Identifiers paper update

A complete paper was sent out to the authors to review and many have provided comments. Based on the comments, some restructuring will be done before it is submitted:

  • Much of the use case discussion will be pulled up in front of the assessment sections
  • The assessment sections will be restructured to make them more uniform in presentation. Specifically each assessment will be structured as follows:
    • Introduction and example
    • Technical Value
    • User Value
    • Archive Value
    • Use case support
  • Use case 4 (scientific identity) will be fleshed out and will add some of the material from the email Bruce sent out on the topic
  • Curt Tilmes' FOO examples from emails to esip-preserve will be added as supplementary materials

Identifiers testbed

Nancy Hoebelheinrich is out on vacation; but Yuechen gave a summary of his activities.

All of the glacier photo DB records have been loaded in the ESIP mySQL database and sample DOI XML generated for 10 records. Once Nancy approves the XML, the remainder of the DOI's can be generated. Yuechen noted that there is a limit of 5K on the size of an XML request for DOI's which implies that several requests will need to be generated in order to cover the entire data set.

Draft data management principles and practices

After discussion it was agreed:

  • The draft as it stands is OK and is ready for endorsement at the Jan meeting
  • To preserve the IPY Guidelines for posterity, Mark Parsons will move them into the wiki (IPY is over and the website will die soon)
  • Mark will also start two wiki pages for discussing citation guidelines. One for users, one for producers
  • Defining these guidelines will be an activity for the cluster over the next year. The goal would be to go for endorsement within a year of either/both

Provenance paper

Curt noted that he'd distributed a draft of the paper to the esip-preserve mailing list and has received lots of comments. He'll come back to the group after he's had a chance to digest all of them.

AGU preparations

AGU has approved the ESIP request for a workshop on writing a data management plan. It will be held Tuesday at noon. NOAA and Carol Meyer are leading this effort. The goal would be to not only have the workshop; but also to release materials on-line perhaps as a video tutorial.

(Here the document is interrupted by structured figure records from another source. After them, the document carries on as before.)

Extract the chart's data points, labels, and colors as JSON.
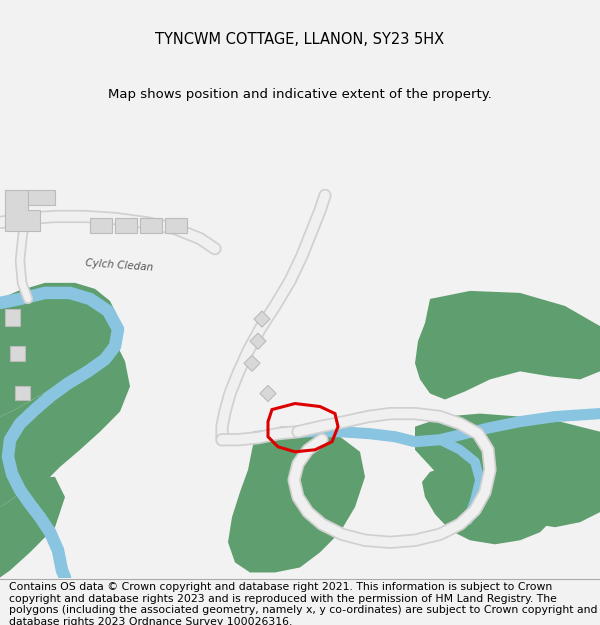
{
  "title": "TYNCWM COTTAGE, LLANON, SY23 5HX",
  "subtitle": "Map shows position and indicative extent of the property.",
  "copyright_text": "Contains OS data © Crown copyright and database right 2021. This information is subject to Crown copyright and database rights 2023 and is reproduced with the permission of HM Land Registry. The polygons (including the associated geometry, namely x, y co-ordinates) are subject to Crown copyright and database rights 2023 Ordnance Survey 100026316.",
  "bg_color": "#f2f2f2",
  "map_bg": "#ffffff",
  "green_color": "#5f9e6e",
  "blue_color": "#89c4e0",
  "road_color": "#f0f0f0",
  "road_outline": "#d0d0d0",
  "building_color": "#d8d8d8",
  "building_outline": "#bbbbbb",
  "red_outline": "#dd0000",
  "road_label": "Cylch Cledan",
  "title_fontsize": 10.5,
  "subtitle_fontsize": 9.5,
  "copyright_fontsize": 7.8
}
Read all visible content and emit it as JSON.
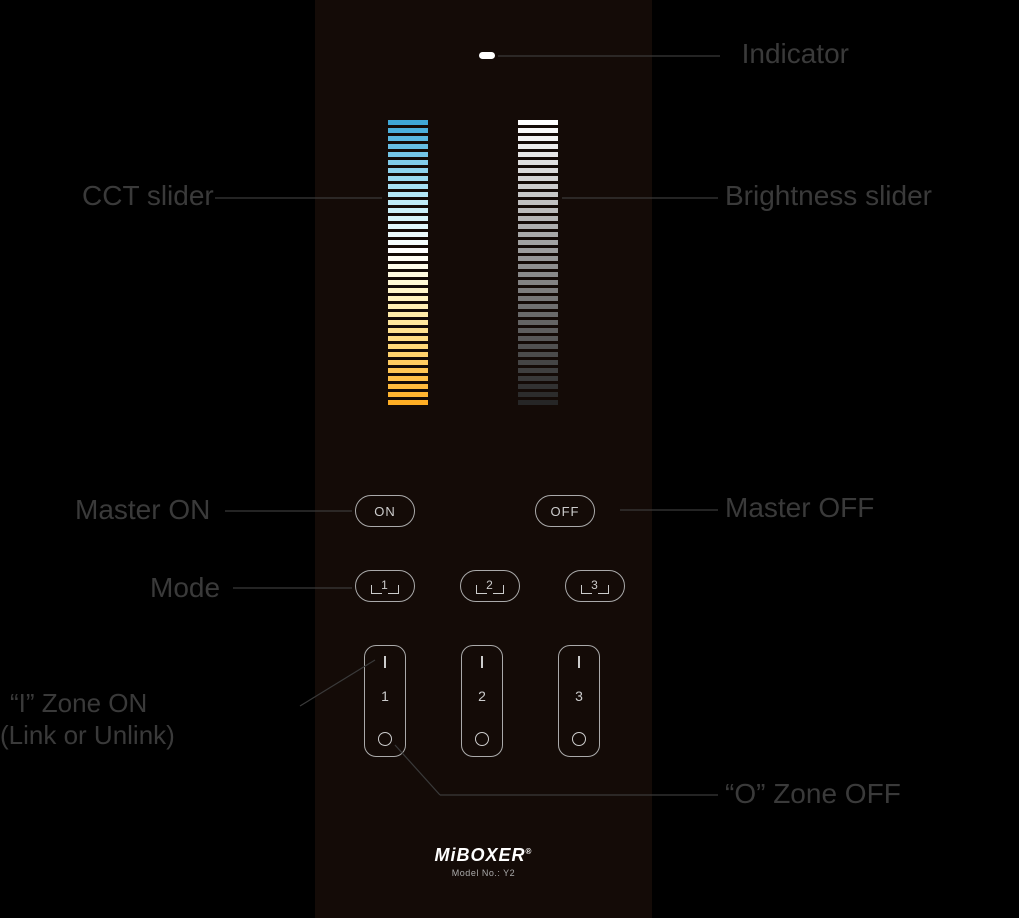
{
  "remote": {
    "background_color": "#140b07",
    "indicator_color": "#ffffff",
    "brand_logo": "MiBOXER",
    "model_label": "Model No.: Y2"
  },
  "cct_slider": {
    "segment_count": 36,
    "colors_top_to_bottom": [
      "#3fa7d6",
      "#4cafdb",
      "#5ab7df",
      "#67bee3",
      "#74c5e6",
      "#81ccea",
      "#8ed3ed",
      "#9adaf0",
      "#a7e0f3",
      "#b3e6f5",
      "#bfebf7",
      "#cbf0f9",
      "#d6f4fa",
      "#e1f7fb",
      "#ebfafc",
      "#f5fcfd",
      "#ffffff",
      "#fffef5",
      "#fffdea",
      "#fffbe0",
      "#fff9d5",
      "#fff6ca",
      "#fff3bf",
      "#ffefb4",
      "#ffeba8",
      "#ffe79c",
      "#ffe290",
      "#ffdd84",
      "#ffd878",
      "#ffd26c",
      "#ffcc60",
      "#ffc654",
      "#ffc048",
      "#ffba3c",
      "#ffb430",
      "#ffae24"
    ]
  },
  "brightness_slider": {
    "segment_count": 36,
    "top_color": "#ffffff",
    "bottom_color": "#262626"
  },
  "buttons": {
    "on_label": "ON",
    "off_label": "OFF",
    "mode_numbers": [
      "1",
      "2",
      "3"
    ],
    "zone_numbers": [
      "1",
      "2",
      "3"
    ]
  },
  "callouts": {
    "indicator": "Indicator",
    "cct_slider": "CCT slider",
    "brightness_slider": "Brightness slider",
    "master_on": "Master ON",
    "master_off": "Master OFF",
    "mode": "Mode",
    "zone_on_line1": "“I”   Zone ON",
    "zone_on_line2": "(Link or Unlink)",
    "zone_off": "“O”   Zone OFF"
  },
  "style": {
    "label_color": "#3a3a3a",
    "leader_color": "#3a3a3a",
    "button_border_color": "#aaaaaa",
    "button_text_color": "#cccccc"
  }
}
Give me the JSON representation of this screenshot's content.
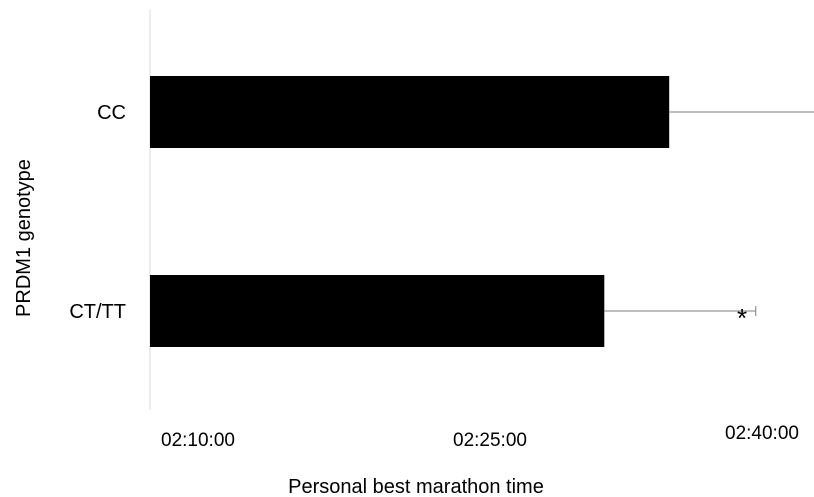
{
  "chart_data": {
    "type": "bar",
    "orientation": "horizontal",
    "categories": [
      "CC",
      "CT/TT"
    ],
    "values": [
      "02:34:00",
      "02:31:00"
    ],
    "error_upper": [
      "02:42:00",
      "02:38:00"
    ],
    "annotations": [
      {
        "category": "CT/TT",
        "text": "*"
      }
    ],
    "xlabel": "Personal best marathon time",
    "ylabel": "PRDM1 genotype",
    "xlim": [
      "02:10:00",
      "02:40:00"
    ],
    "xticks": [
      "02:10:00",
      "02:25:00",
      "02:40:00"
    ],
    "bar_color": "#000000",
    "grid": false,
    "legend": "none"
  }
}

January meeting preparations

Ruth noted that the meeting theme is Measuring the Value of Earth Science Data and that Carol needed to know whether the cluster thought that they were going to need a room for the entire meeting. The consensus was that yes, even if the sessions were purely devoted to provenance, the cluster could easily fill the entire meeting then some...

Curt offered to lead a session where he walks the cluster through his examples as a way of clarifying some of the issues that need to be resolved.

We agreed that a session where projects provide a summary of what they are doing and the issues they are facing would be good. Towards that end Helen gave a brief overview of their ACCESS project which involves bringing the KARMA provenance system into the AMSR SIPS to build a provenance browser and provide better provenance information for AMSR standard data products. She noted that they were using OPM and having to extend it since it is too general to do a good job for earth science data. The issues they are running up against are:

  • What should the standard way of capturing and displaying provenance be?
  • What information is needed so that users can understand what they are getting?

Bruce offered to discuss two of his papers on data value and it's relationship to uncertainty (~45 min total) that demonstrate that if data uncertainty is improved data value goes up.

Ruth noted that we need to hold a business meeting and make plans for the upcoming year and reiterated her interests in tasks that are concrete, actionable, and doable within a year or less with the kind of resources the cluster can muster.

Ruth will start a page containing all of the suggestions to date and will talk to Curt about how best to organize the provenance related sessions.